Universidade como “trincheira enorme da resistência”
“Graças à consciência dessa autonomia, a universidade pode ser hoje uma trincheira enorme da resistência. Não só democrática, mas da agregação de uma consciência crítica para fazer avançar, na utopia, um futuro que temos que disputar nesse contexto dramático. E por isso ela é muito atacada. E por isso ela é o adversário a confrontar. Nessa semana, o ministro da Educação (Milton Ribeiro) veio dizer que ‘os professores precisavam trabalhar’, mas os professores não pararam de trabalhar. Nós estamos fazendo três semestres em um ano. O que os professores estão fazendo é um trabalho que não prejudique a saúde pública. Basta o governo para fazer esse prejuízo”.

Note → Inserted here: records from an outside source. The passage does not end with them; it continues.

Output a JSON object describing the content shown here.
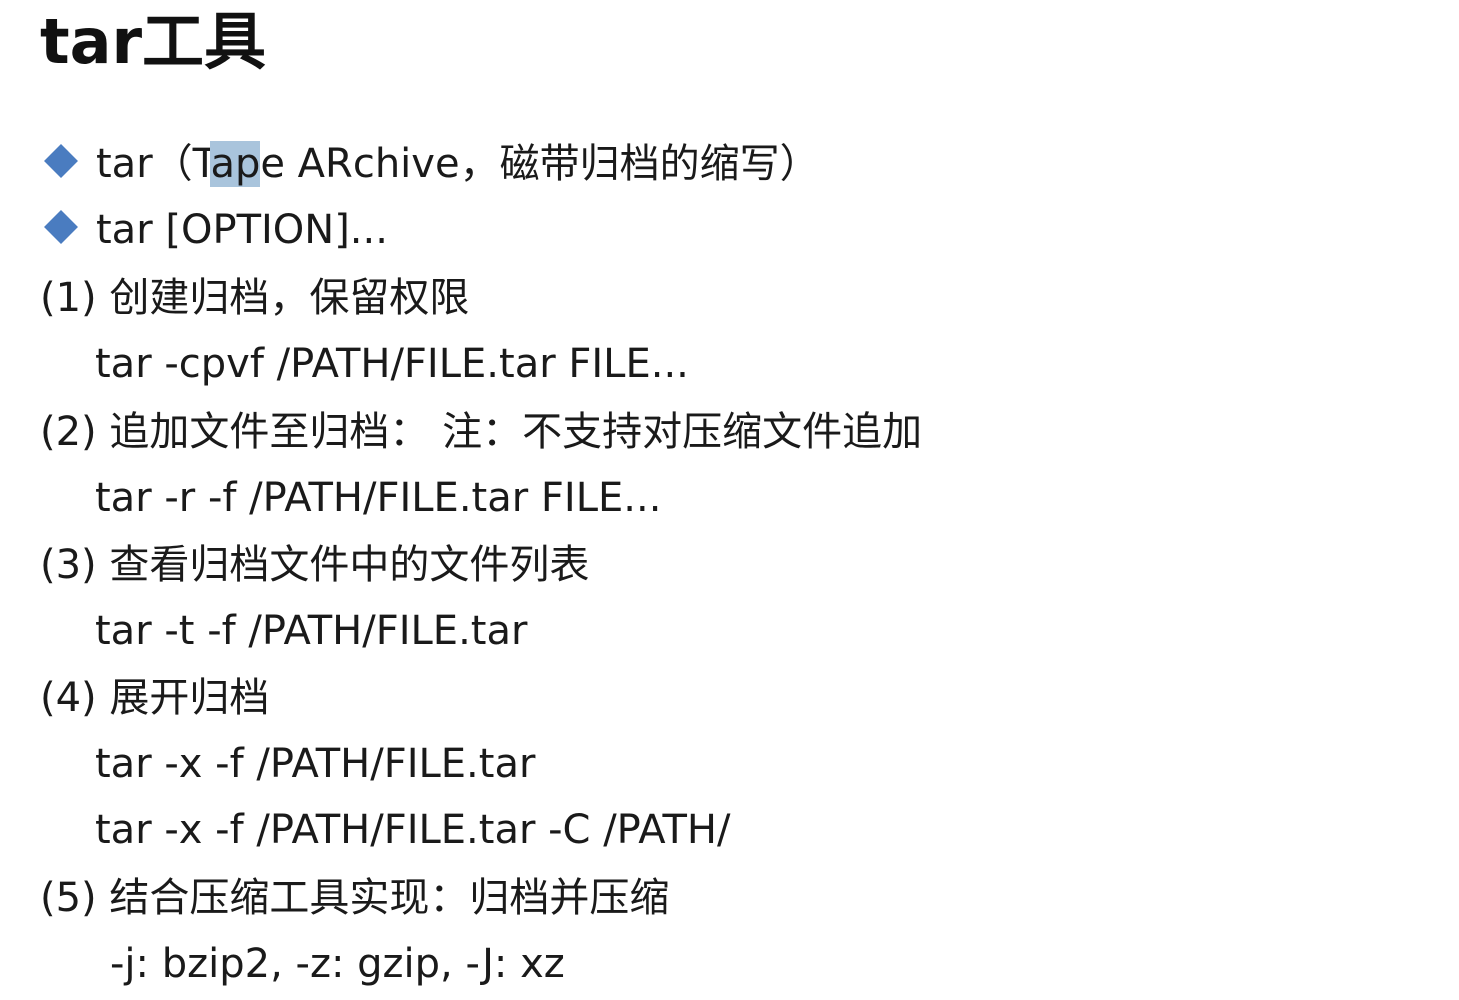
{
  "title": "tar工具",
  "bullets": [
    {
      "pre": "tar（T",
      "highlight": "ap",
      "post": "e ARchive，磁带归档的缩写）"
    },
    {
      "text": "tar [OPTION]..."
    }
  ],
  "items": [
    {
      "heading": "(1) 创建归档，保留权限",
      "commands": [
        "tar -cpvf /PATH/FILE.tar FILE..."
      ]
    },
    {
      "heading": "(2) 追加文件至归档： 注：不支持对压缩文件追加",
      "commands": [
        "tar -r -f /PATH/FILE.tar FILE..."
      ]
    },
    {
      "heading": "(3) 查看归档文件中的文件列表",
      "commands": [
        "tar -t -f /PATH/FILE.tar"
      ]
    },
    {
      "heading": "(4) 展开归档",
      "commands": [
        "tar -x -f /PATH/FILE.tar",
        "tar -x -f /PATH/FILE.tar -C /PATH/"
      ]
    },
    {
      "heading": "(5) 结合压缩工具实现：归档并压缩",
      "commands": [
        "-j: bzip2, -z: gzip, -J: xz"
      ]
    }
  ],
  "colors": {
    "bullet": "#4a7cc0",
    "highlight": "#a9c4dc",
    "text": "#1a1a1a"
  },
  "icons": {
    "bullet": "diamond-bullet-icon"
  }
}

“No Brasil, a gente morre de fome, a gente morre por depressão, a gente morre por bala perdida, mas o que mata no país é o desgoverno. E somos nós, na universidade, que temos exercitado essa consciência crítica e oposta às tentações autoritárias. A nossa capacidade de esgrimir argumentos, de demonstrar falácia das necropolíticas, e também de nos aliarmos com as nossas institucionalidades corporativas, como as associações dos docentes, como as entidades que organizam atividades colegiada dos dirigentes, para poder salvaguardar o sentido e o alcance dessa luta”.

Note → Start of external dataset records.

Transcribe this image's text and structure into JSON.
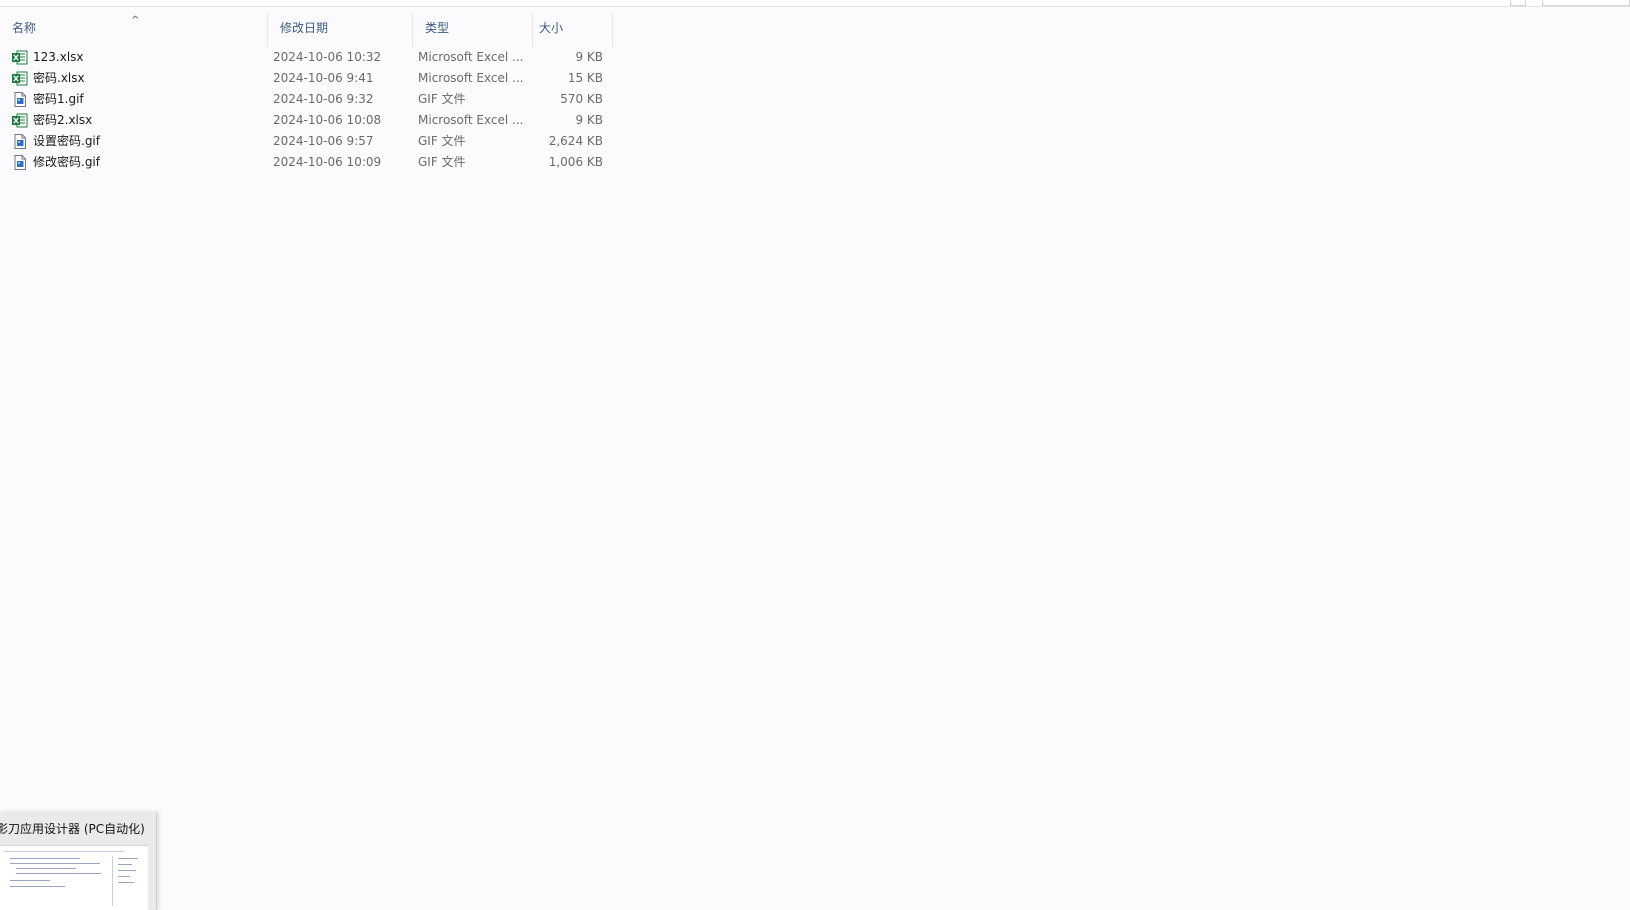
{
  "columns": {
    "name": "名称",
    "date": "修改日期",
    "type": "类型",
    "size": "大小"
  },
  "sort_indicator": "^",
  "files": [
    {
      "name": "123.xlsx",
      "date": "2024-10-06 10:32",
      "type": "Microsoft Excel ...",
      "size": "9 KB",
      "icon": "excel-file-icon"
    },
    {
      "name": "密码.xlsx",
      "date": "2024-10-06 9:41",
      "type": "Microsoft Excel ...",
      "size": "15 KB",
      "icon": "excel-file-icon"
    },
    {
      "name": "密码1.gif",
      "date": "2024-10-06 9:32",
      "type": "GIF 文件",
      "size": "570 KB",
      "icon": "gif-file-icon"
    },
    {
      "name": "密码2.xlsx",
      "date": "2024-10-06 10:08",
      "type": "Microsoft Excel ...",
      "size": "9 KB",
      "icon": "excel-file-icon"
    },
    {
      "name": "设置密码.gif",
      "date": "2024-10-06 9:57",
      "type": "GIF 文件",
      "size": "2,624 KB",
      "icon": "gif-file-icon"
    },
    {
      "name": "修改密码.gif",
      "date": "2024-10-06 10:09",
      "type": "GIF 文件",
      "size": "1,006 KB",
      "icon": "gif-file-icon"
    }
  ],
  "taskbar_preview": {
    "title": "影刀应用设计器 (PC自动化)"
  },
  "colors": {
    "header_text": "#3d5a80",
    "excel_green": "#1d7a3f",
    "gif_blue": "#2f6fc8"
  }
}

Acompanhe a série de lives #EMPAUTA
As transmissões ao vivo anteriores tiveram início em julho de 2019, pouco antes do processo de intervenção pelo governo Bolsonaro na UFC e ganharam força em 2020, durante a pandemia e impulsionadas também pela necessidade de isolamento social. Além da democracia universitária, o projeto #EMPAUTA já trouxe discussões acerca de temas como: reforma da previdência, desinformação, ensino remoto, racismo estrutural e questões de gênero, direito à saúde e à educação, ações afirmativas nas universidades públicas cearenses, financiamento público e imposto sobre grandes fortunas, entre outros. As últimas 13 lives realizadas pela ADUFC podem ser assistidas, na íntegra, no canal do sindicato no YouTube:
. Em Pauta #1 | “Reforma pra quem? Uma conversa sobre a Reforma da Previdência” (19/7/2019)
. Em Pauta #2 | “Prevenção do Coronavírus e a importância do SUS no combate à pandemia” (18/3/2020)
. Em Pauta #3 | “Preservação da vida ou do mercado?” (28/3/2020)
. Em Pauta #4 | “Fake News e vigilância tecnológica em meio à pandemia: Desafios para a Democracia?” (3/4/2020)
. Em Pauta #5 | “Ensino Remoto na pandemia e os impactos na educação pública?” (13/4/2020)
. Em Pauta #6 | “Racismo Estrutural e a Covid-19: desigualdades sociais e raciais” (22/4/2020)
. Em Pauta #7 | “Trabalho remoto e questões de gênero” (30/4/2020)
. Em Pauta #8 | “Democracia Universitária: uma experiência avançada sob ataque” (27/5/2020)
. Em Pauta #9 | “Financiamento público e imposto sobre grandes fortunas: a situação no Brasil pós-pandemia” (18/6/2020)
. Em Pauta #10 | “Ações afirmativas nas universidades públicas cearenses: caminhos para a implementação” (25/6/2020)
. Em Pauta #11 | “Serviços públicos e o direito à saúde e à educação” (28/10/2020)
. Em Pauta #12 | “Reforma Administrativa: a ofensiva neoliberal contra os serviços públicos” (28/4/21)
. Em Pauta #13 | “Democracia Universitária e as investidas do autoritarismo” (21/7/21)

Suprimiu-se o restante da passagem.